I am hoping that reading The Age of Revolution will make up for the fact that I went to a college with no requirements and know less about history than I would like. I felt optimistic that it will be a step in the right direction, or a direction. Plus there is a great deal of sluggery one can get away with when one can reliably respond: “I’m reading a classic history text” when asked, “Why have you not yet gotten up?”
Merle, my blue heeler, who is 14 and generally prefers to be lying down, was uncharacteristically alive to the sounds of human activity. She came in from the living room, hopeful about food. I drank some water, fed her, and went back to sleep. At 9:30, after many weird dreams I don’t remember, I woke up again.
We were out of coffee. This was a tragedy on one hand but also good, because we had to go to the coffee shop in town. I brought Lucky Jim with me and struggled through it.
I do think Lucky Jim is funny but it’s also extremely hard to follow. Jim could be a bit more plainspoken every now and then as far as I’m concerned. I read the scene where he calls up Professor Welch’s house looking for his awful son Bertrand and then pretends to be a newspaper reporter. I laughed out loud several times. Tor, my boyfriend, was reading something called Revolutionary Yiddishland, which he has told me the gist of several times and I keep forgetting. This is a dig against me, not the book. I can’t remember anything anymore unless it concerns me fairly exclusively, it seems.
We split an egg on toast and each drank two Americanos. I love going to the coffeeshop and reading with Tor on a Sunday.

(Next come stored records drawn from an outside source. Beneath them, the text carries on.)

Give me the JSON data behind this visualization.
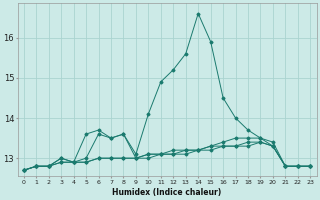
{
  "xlabel": "Humidex (Indice chaleur)",
  "bg_color": "#cceae7",
  "grid_color": "#aad4d0",
  "line_color": "#1a7a6e",
  "x": [
    0,
    1,
    2,
    3,
    4,
    5,
    6,
    7,
    8,
    9,
    10,
    11,
    12,
    13,
    14,
    15,
    16,
    17,
    18,
    19,
    20,
    21,
    22,
    23
  ],
  "series": [
    [
      12.7,
      12.8,
      12.8,
      12.9,
      12.9,
      12.9,
      13.0,
      13.0,
      13.0,
      13.0,
      13.0,
      13.1,
      13.1,
      13.1,
      13.2,
      13.2,
      13.3,
      13.3,
      13.3,
      13.4,
      13.3,
      12.8,
      12.8,
      12.8
    ],
    [
      12.7,
      12.8,
      12.8,
      12.9,
      12.9,
      12.9,
      13.0,
      13.0,
      13.0,
      13.0,
      13.1,
      13.1,
      13.2,
      13.2,
      13.2,
      13.3,
      13.4,
      13.5,
      13.5,
      13.5,
      13.4,
      12.8,
      12.8,
      12.8
    ],
    [
      12.7,
      12.8,
      12.8,
      13.0,
      12.9,
      13.0,
      13.6,
      13.5,
      13.6,
      13.0,
      13.1,
      13.1,
      13.1,
      13.2,
      13.2,
      13.3,
      13.3,
      13.3,
      13.4,
      13.4,
      13.3,
      12.8,
      12.8,
      12.8
    ],
    [
      12.7,
      12.8,
      12.8,
      13.0,
      12.9,
      13.6,
      13.7,
      13.5,
      13.6,
      13.1,
      14.1,
      14.9,
      15.2,
      15.6,
      16.6,
      15.9,
      14.5,
      14.0,
      13.7,
      13.5,
      13.3,
      12.8,
      12.8,
      12.8
    ]
  ],
  "ylim": [
    12.55,
    16.85
  ],
  "yticks": [
    13,
    14,
    15,
    16
  ],
  "xtick_labels": [
    "0",
    "1",
    "2",
    "3",
    "4",
    "5",
    "6",
    "7",
    "8",
    "9",
    "10",
    "11",
    "12",
    "13",
    "14",
    "15",
    "16",
    "17",
    "18",
    "19",
    "20",
    "21",
    "22",
    "23"
  ]
}
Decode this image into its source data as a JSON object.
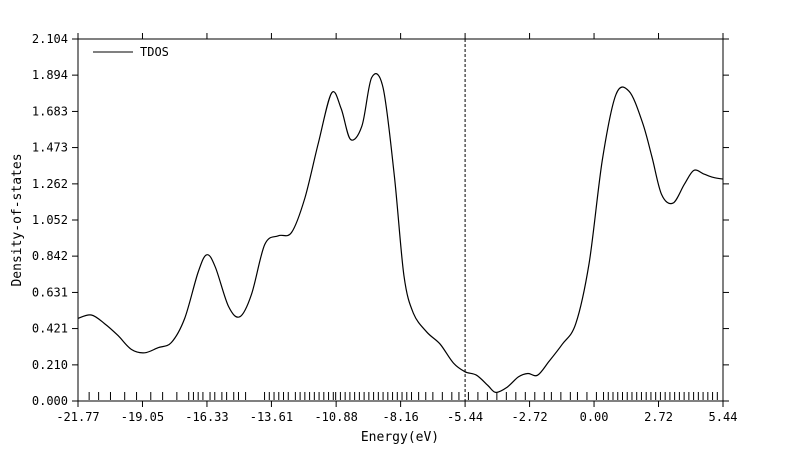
{
  "chart_data": {
    "type": "line",
    "xlabel": "Energy(eV)",
    "ylabel": "Density-of-states",
    "xlim": [
      -21.77,
      5.44
    ],
    "ylim": [
      0.0,
      2.104
    ],
    "x_ticks": [
      "-21.77",
      "-19.05",
      "-16.33",
      "-13.61",
      "-10.88",
      "-8.16",
      "-5.44",
      "-2.72",
      "0.00",
      "2.72",
      "5.44"
    ],
    "y_ticks": [
      "0.000",
      "0.210",
      "0.421",
      "0.631",
      "0.842",
      "1.052",
      "1.262",
      "1.473",
      "1.683",
      "1.894",
      "2.104"
    ],
    "legend": {
      "position": "top-left",
      "label": "TDOS"
    },
    "fermi_level": -5.44,
    "colors": {
      "line": "#000000",
      "background": "#ffffff"
    },
    "series": [
      {
        "name": "TDOS",
        "x": [
          -21.77,
          -21.21,
          -20.65,
          -20.08,
          -19.52,
          -18.96,
          -18.39,
          -17.83,
          -17.27,
          -16.7,
          -16.34,
          -15.98,
          -15.42,
          -14.94,
          -14.45,
          -13.89,
          -13.32,
          -12.76,
          -12.2,
          -11.63,
          -11.07,
          -10.67,
          -10.27,
          -9.79,
          -9.38,
          -8.9,
          -8.42,
          -8.02,
          -7.62,
          -7.05,
          -6.49,
          -5.93,
          -5.44,
          -4.96,
          -4.48,
          -4.15,
          -3.67,
          -3.19,
          -2.79,
          -2.38,
          -1.9,
          -1.34,
          -0.77,
          -0.21,
          0.35,
          0.92,
          1.48,
          2.04,
          2.44,
          2.85,
          3.33,
          3.81,
          4.21,
          4.62,
          5.02,
          5.44
        ],
        "y": [
          0.48,
          0.5,
          0.45,
          0.38,
          0.3,
          0.28,
          0.31,
          0.34,
          0.48,
          0.75,
          0.85,
          0.78,
          0.55,
          0.49,
          0.62,
          0.91,
          0.96,
          0.98,
          1.18,
          1.5,
          1.79,
          1.7,
          1.52,
          1.6,
          1.88,
          1.82,
          1.3,
          0.73,
          0.51,
          0.4,
          0.33,
          0.22,
          0.17,
          0.15,
          0.09,
          0.05,
          0.08,
          0.14,
          0.16,
          0.15,
          0.23,
          0.33,
          0.45,
          0.8,
          1.4,
          1.78,
          1.8,
          1.62,
          1.42,
          1.2,
          1.15,
          1.26,
          1.34,
          1.32,
          1.3,
          1.29
        ]
      }
    ],
    "eigenvalue_ticks": [
      -21.3,
      -20.9,
      -20.4,
      -19.8,
      -19.3,
      -18.7,
      -18.2,
      -17.6,
      -17.1,
      -16.9,
      -16.7,
      -16.5,
      -16.2,
      -16.0,
      -15.7,
      -15.5,
      -15.2,
      -15.0,
      -14.7,
      -13.9,
      -13.7,
      -13.5,
      -13.3,
      -13.1,
      -12.9,
      -12.6,
      -12.4,
      -12.2,
      -12.0,
      -11.8,
      -11.6,
      -11.4,
      -11.2,
      -11.0,
      -10.9,
      -10.7,
      -10.5,
      -10.3,
      -10.1,
      -9.9,
      -9.7,
      -9.5,
      -9.3,
      -9.1,
      -8.9,
      -8.7,
      -8.5,
      -8.3,
      -8.1,
      -7.9,
      -7.7,
      -7.4,
      -7.1,
      -6.8,
      -6.4,
      -6.0,
      -5.7,
      -5.3,
      -4.9,
      -4.5,
      -4.1,
      -3.7,
      -3.3,
      -2.9,
      -2.5,
      -2.1,
      -1.8,
      -1.4,
      -1.0,
      -0.7,
      -0.3,
      0.1,
      0.4,
      0.6,
      0.8,
      1.0,
      1.2,
      1.4,
      1.6,
      1.8,
      2.0,
      2.2,
      2.4,
      2.6,
      2.8,
      3.0,
      3.2,
      3.4,
      3.6,
      3.8,
      4.0,
      4.2,
      4.4,
      4.6,
      4.8,
      5.0,
      5.2
    ]
  }
}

There is nothing better.
Coffee shop patrons kept coming in with plants, boxes of basil and other things. Apparently there was a plant sale next door. A friend of ours showed up recently and, to thank us in advance for staying here this summer, when it gets too hot at her place in the valley, she planted us a tiny garden. We decided we would buy some basil, apparently it is easy to grow.

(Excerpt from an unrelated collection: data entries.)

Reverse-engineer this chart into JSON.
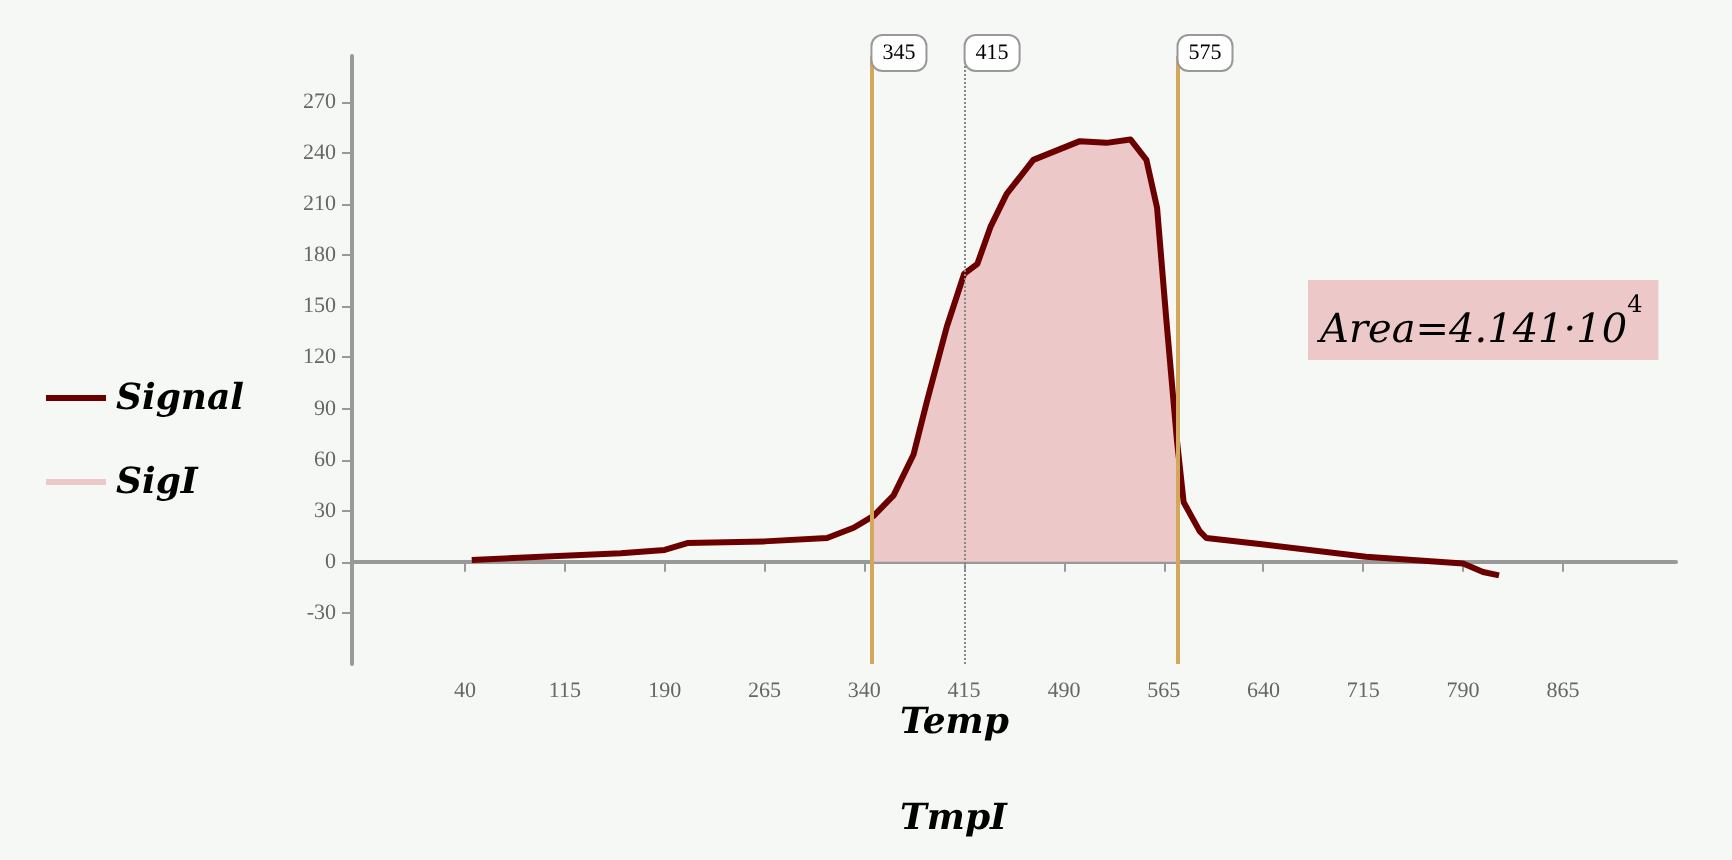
{
  "chart_data": {
    "type": "line",
    "xlabel": "Temp",
    "annotations": [
      "Area=4.141·10$^{4}$",
      "TmpI"
    ],
    "series": [
      {
        "name": "Signal",
        "color": "#6b0000",
        "x": [
          45,
          97,
          157,
          190,
          207,
          265,
          312,
          332,
          347,
          362,
          377,
          387,
          402,
          415,
          425,
          435,
          447,
          467,
          502,
          522,
          540,
          552,
          560,
          567,
          575,
          580,
          592,
          597,
          642,
          717,
          790,
          805,
          817
        ],
        "values": [
          1,
          3,
          5,
          7,
          11,
          12,
          14,
          20,
          27,
          39,
          63,
          94,
          138,
          169,
          175,
          197,
          216,
          236,
          247,
          246,
          248,
          236,
          208,
          142,
          71,
          35,
          18,
          14,
          10,
          3,
          -1,
          -6,
          -8
        ]
      },
      {
        "name": "SigI",
        "type": "area",
        "color": "#ecc8c8",
        "x": [
          347,
          362,
          377,
          387,
          402,
          415,
          425,
          435,
          447,
          467,
          502,
          522,
          540,
          552,
          560,
          567,
          575
        ],
        "values": [
          27,
          39,
          63,
          94,
          138,
          169,
          175,
          197,
          216,
          236,
          247,
          246,
          248,
          236,
          208,
          142,
          71
        ]
      }
    ],
    "xlim": [
      -45,
      950
    ],
    "xticks": [
      40,
      115,
      190,
      265,
      340,
      415,
      490,
      565,
      640,
      715,
      790,
      865
    ],
    "ylim": [
      -60,
      297
    ],
    "yticks": [
      -30,
      0,
      30,
      60,
      90,
      120,
      150,
      180,
      210,
      240,
      270
    ],
    "ref_lines": [
      {
        "axis": "x",
        "value": 345,
        "label": "345",
        "color": "#d4a85a",
        "line_style": "solid"
      },
      {
        "axis": "x",
        "value": 415,
        "label": "415",
        "color": "#888888",
        "line_style": "dotted"
      },
      {
        "axis": "x",
        "value": 575,
        "label": "575",
        "color": "#d4a85a",
        "line_style": "solid"
      }
    ],
    "legend": "left",
    "grid": false,
    "marker": "none"
  }
}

I find gardening a challenge. I don’t mind watering things but it seems there is more to it, and my instinct for it is almost non-existent. Cooking and cleaning are easy for me, both a dirty kitchen and a stocked one, or even understocked one, fill me with energy and purpose. When I stand in a garden I just want to cry. What does one do? When? How?
After we bought the basil—and some mugwort, just for fun because we ran into a new friend who told us it would make our dreams better, and I am just hippie enough to try that out—I wrote our gardener friend in the valley a Happy Mothers’ Day message. The subtext of it was “come plant these plants, help.” She wrote back “thanks” and I said, “feel free to visit any time.”
Back at home I put the chicken thighs I’d been marinating in buttermilk, cumin, salt and chili powder into the slow cooker and cleaned the kitchen. Tor made a salad of eggs, celery, lettuce, and cannellini beans and I ate it while editing a story I wrote last week. Tor looked at some properties in our area and we agreed they were all in danger of burning down and we should buy a piece of land with very few trees on it and live in a concrete block at the center of it. Merle just lay there with her eyes open.
I kept working on my story well into the afternoon. I love the part of revising when something is already fine and you’re just making it better. I don’t mean like, oh, this thing I wrote is perfect and I’m just polishing it. I mean when you’re at the point where the thing generally makes sense and you could stop, but you’re actually interested enough to keep going.
I sat outside and every once in a while Merle would come out on the porch and stare at me and then go back inside. Merle loves to stare at people. She is very old. I tell myself I am prepared for her death but when I realize that she will never stare at me again I don’t know what I will do. So for now I try to savor her stares.
We had rice and chicken for dinner and I invented a dressing out of yogurt, dill, lemon juice, salt, and a little bit of oil. Tor said it tasted like ranch. I said I wished. We watched a detective show from Belgium. It was stupid. We turned it off. I went back to Hobsbawm. That name is a real tongue twister. I read a section about how most of the noblemen of Europe actually agreed that the serfdom and serfdom-esque systems in place needed to be reformed but that they didn’t do anything about it. It kind of reminded me of all the people that are like “I’m a total Marxist, that’s why I want X to be president.”
Anyway, things only actually changed after the French Revolution. That’s what Hobsbawm says, anyway.
I took Merle on a tiny walk. She can only go on tiny walks. She rummaged in the bushes with her short snout. “Merle, no,” I said. She ignored me so I pulled on her leash. She peed, and as she did she looked up at me with her sweet pleading eyes.
“You’re my small infant,” I said. “Forever and ever.”